The day after I saw “Goodbye, Lenin!,” I read a news account saying that Hugo Chavez, the socialist dictator of Venezuela, has decided to “nationalize” valuable tourist properties on the Venezuelan island of Los Roques. In socialist parlance, “nationalize” means to take someone’s property from them and give it to the government, while paying the owners little or nothing for it.

People who disagree with Chavez tend to disappear or wind up in prison. Chavez does not believe in capitalism, and presumably his behavior is the kind of thing that our homegrown protesters want to see in our country. Venezuela is further evidence, if more were needed, that in the absence of economic freedom, there is no freedom.

One wishes that the protesters in New York, and now in other cities in America, would have the opportunity and the inclination to watch “Goodbye, Lenin!” or would take time to consider what has happened in Venezuela since capitalism has been replaced by socialism.

And what about the American labor union leaders who are now providing financial and moral support to the protesters?

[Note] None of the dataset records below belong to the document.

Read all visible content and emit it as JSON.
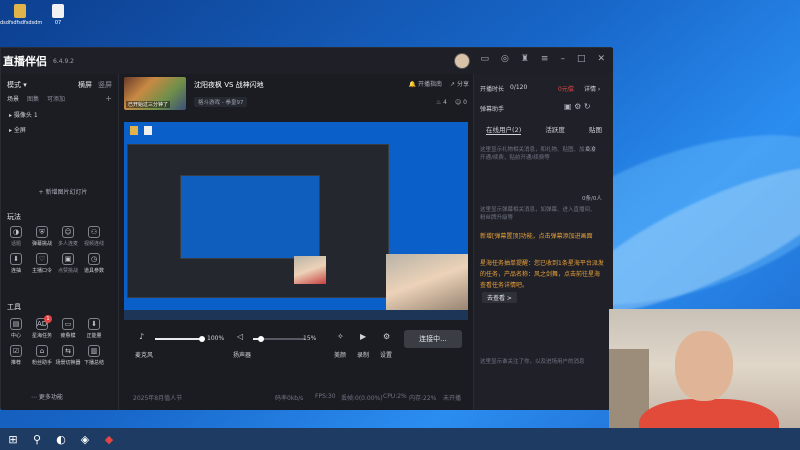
{
  "desktop": {
    "icons": [
      {
        "label": "dsdfsdfsdfsdsdm"
      },
      {
        "label": "07"
      }
    ]
  },
  "app": {
    "title": "直播伴侣",
    "version": "6.4.9.2"
  },
  "left": {
    "mode_label": "模式",
    "tab_a": "横屏",
    "tab_b": "竖屏",
    "scene_tabs": [
      "场景",
      "图集",
      "可添加"
    ],
    "scene_items": [
      "摄像头 1",
      "全屏"
    ],
    "add_label": "+ 新增图片幻灯片",
    "section_play": "玩法",
    "play_items": [
      "话题",
      "弹幕挑战",
      "多人连麦",
      "视频连线",
      "连抽",
      "主播口令",
      "点赞挑战",
      "道具参数"
    ],
    "section_tools": "工具",
    "tool_items": [
      "中心",
      "星海任务",
      "疲惫模",
      "正能量",
      "推荐",
      "粉丝助手",
      "场景切换器",
      "下播总结"
    ],
    "tool_badge": "1",
    "more_label": "更多功能"
  },
  "center": {
    "thumb_tag": "已开始过三分钟了",
    "stream_title": "沈阳夜枫 VS 战神闪地",
    "category": "格斗游戏 - 拳皇97",
    "top_link_1": "开播指南",
    "top_link_2": "分享",
    "count_likes": "4",
    "count_viewers": "0",
    "controls": {
      "mic_label": "麦克风",
      "mic_value": "100%",
      "speaker_label": "扬声器",
      "speaker_value": "15%",
      "beauty_label": "美颜",
      "record_label": "录制",
      "settings_label": "设置",
      "go_live_label": "连接中..."
    },
    "status": {
      "notice": "2025年8月值人节",
      "line_1": "码率0kb/s",
      "line_2": "FPS:30",
      "line_3": "丢帧:0(0.00%)",
      "line_4": "CPU:2%",
      "line_5": "内存:22%",
      "line_6": "未开播"
    }
  },
  "right": {
    "stream_time_label": "开播时长",
    "stream_time_value": "0/120",
    "reward_label": "0元偿",
    "detail_label": "详情",
    "assistant_label": "弹幕助手",
    "tabs": [
      "在线用户(2)",
      "活跃度",
      "贴图"
    ],
    "hint_1": "这里显示礼物相关消息，和礼物、贴图、加关注开通/续费，贴前开通/续费等",
    "hint_2": "这里显示弹幕相关消息，如弹幕、进入直播间、粉丝牌升级等",
    "count_1": "0.0",
    "count_2": "0条/0人",
    "msg_1": "新增[弹幕置顶]功能，点击弹幕添加进画面",
    "msg_2": "星海任务抽单提醒：您已收到1条星海平台派发的任务，产品名称：风之剑舞，点击前往星海查看任务详情吧。",
    "link_label": "去查看 >",
    "hint_3": "这里显示谁关注了你，以及进场用户的消息"
  },
  "colors": {
    "accent": "#e34545",
    "message_orange": "#e9a13b",
    "panel_bg": "#1b1c22"
  }
}
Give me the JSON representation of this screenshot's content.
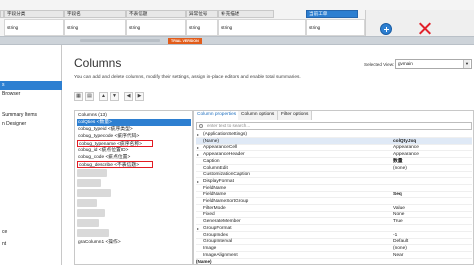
{
  "grid": {
    "headers": [
      "主表ID",
      "字段分类",
      "字段名",
      "不表信题",
      "异常位号",
      "补充描述",
      "当前工单",
      "操作"
    ],
    "row": [
      "",
      "string",
      "string",
      "string",
      "string",
      "string",
      "string",
      ""
    ],
    "add_icon": "plus-circle-icon",
    "delete_icon": "close-x-icon",
    "accent": "#2d7fd1",
    "delete_color": "#e1202a"
  },
  "info_bar": {
    "badge": "TRIAL VERSION",
    "badge_color": "#e25c1a"
  },
  "sidebar": {
    "items": [
      {
        "label": "s",
        "selected": true
      },
      {
        "label": "Browser",
        "selected": false
      },
      {
        "label": "Summary Items",
        "selected": false
      },
      {
        "label": "n Designer",
        "selected": false
      },
      {
        "label": "ce",
        "selected": false
      },
      {
        "label": "nt",
        "selected": false
      }
    ]
  },
  "designer": {
    "title": "Columns",
    "description": "You can add and delete columns, modify their settings, assign in-place editors and enable total summaries.",
    "selected_view_label": "Selected View:",
    "selected_view_value": "gvmain",
    "toolbar": [
      "▦",
      "▤",
      "▲",
      "▼",
      "◀",
      "▶"
    ]
  },
  "columns": {
    "caption": "Columns (13)",
    "items": [
      {
        "label": "colQties <数量>",
        "selected": true,
        "outlined": false
      },
      {
        "label": "cobug_typeid <疵序类型>",
        "selected": false,
        "outlined": false
      },
      {
        "label": "cobug_typecode <疵序代码>",
        "selected": false,
        "outlined": false
      },
      {
        "label": "cobug_typename <疵序名称>",
        "selected": false,
        "outlined": true
      },
      {
        "label": "cobug_id <疵点位置ID>",
        "selected": false,
        "outlined": false
      },
      {
        "label": "cobug_code <疵点位置>",
        "selected": false,
        "outlined": false
      },
      {
        "label": "cobug_describe <不表信题>",
        "selected": false,
        "outlined": true
      },
      {
        "label": "graColumn1 <操作>",
        "selected": false,
        "outlined": false
      }
    ]
  },
  "properties": {
    "tabs": [
      "Column properties",
      "Column options",
      "Filter options"
    ],
    "filter_placeholder": "enter text to search...",
    "rows": [
      {
        "name": "(ApplicationSettings)",
        "value": "",
        "expandable": true,
        "selected": false,
        "bold": false
      },
      {
        "name": "(Name)",
        "value": "colQtyJxq",
        "expandable": false,
        "selected": true,
        "bold": true
      },
      {
        "name": "AppearanceCell",
        "value": "Appearance",
        "expandable": true,
        "selected": false,
        "bold": false
      },
      {
        "name": "AppearanceHeader",
        "value": "Appearance",
        "expandable": true,
        "selected": false,
        "bold": false
      },
      {
        "name": "Caption",
        "value": "数量",
        "expandable": false,
        "selected": false,
        "bold": true
      },
      {
        "name": "ColumnEdit",
        "value": "(none)",
        "expandable": false,
        "selected": false,
        "bold": false
      },
      {
        "name": "CustomizationCaption",
        "value": "",
        "expandable": false,
        "selected": false,
        "bold": false
      },
      {
        "name": "DisplayFormat",
        "value": "",
        "expandable": true,
        "selected": false,
        "bold": false
      },
      {
        "name": "FieldName",
        "value": "",
        "expandable": false,
        "selected": false,
        "bold": false
      },
      {
        "name": "FieldName",
        "value": "Seq",
        "expandable": false,
        "selected": false,
        "bold": true
      },
      {
        "name": "FieldNameSortGroup",
        "value": "",
        "expandable": false,
        "selected": false,
        "bold": false
      },
      {
        "name": "FilterMode",
        "value": "Value",
        "expandable": false,
        "selected": false,
        "bold": false
      },
      {
        "name": "Fixed",
        "value": "None",
        "expandable": false,
        "selected": false,
        "bold": false
      },
      {
        "name": "GenerateMember",
        "value": "True",
        "expandable": false,
        "selected": false,
        "bold": false
      },
      {
        "name": "GroupFormat",
        "value": "",
        "expandable": true,
        "selected": false,
        "bold": false
      },
      {
        "name": "GroupIndex",
        "value": "-1",
        "expandable": false,
        "selected": false,
        "bold": false
      },
      {
        "name": "GroupInterval",
        "value": "Default",
        "expandable": false,
        "selected": false,
        "bold": false
      },
      {
        "name": "Image",
        "value": "(none)",
        "expandable": false,
        "selected": false,
        "bold": false
      },
      {
        "name": "ImageAlignment",
        "value": "Near",
        "expandable": false,
        "selected": false,
        "bold": false
      }
    ],
    "description_title": "(Name)"
  }
}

They, if anyone, should understand what happens to organized labor in a controlled society. The only jobs will be government jobs, and there will certainly be no union bosses.

As for me, I have been to places where capitalism is discouraged, where corporations are government owned and where profits (“greed”) are a crime. I have also been in free countries, and, at least up until now, the United States has been the best of them. One could say I have seen capitalism and I have seen socialism, and capitalism is better.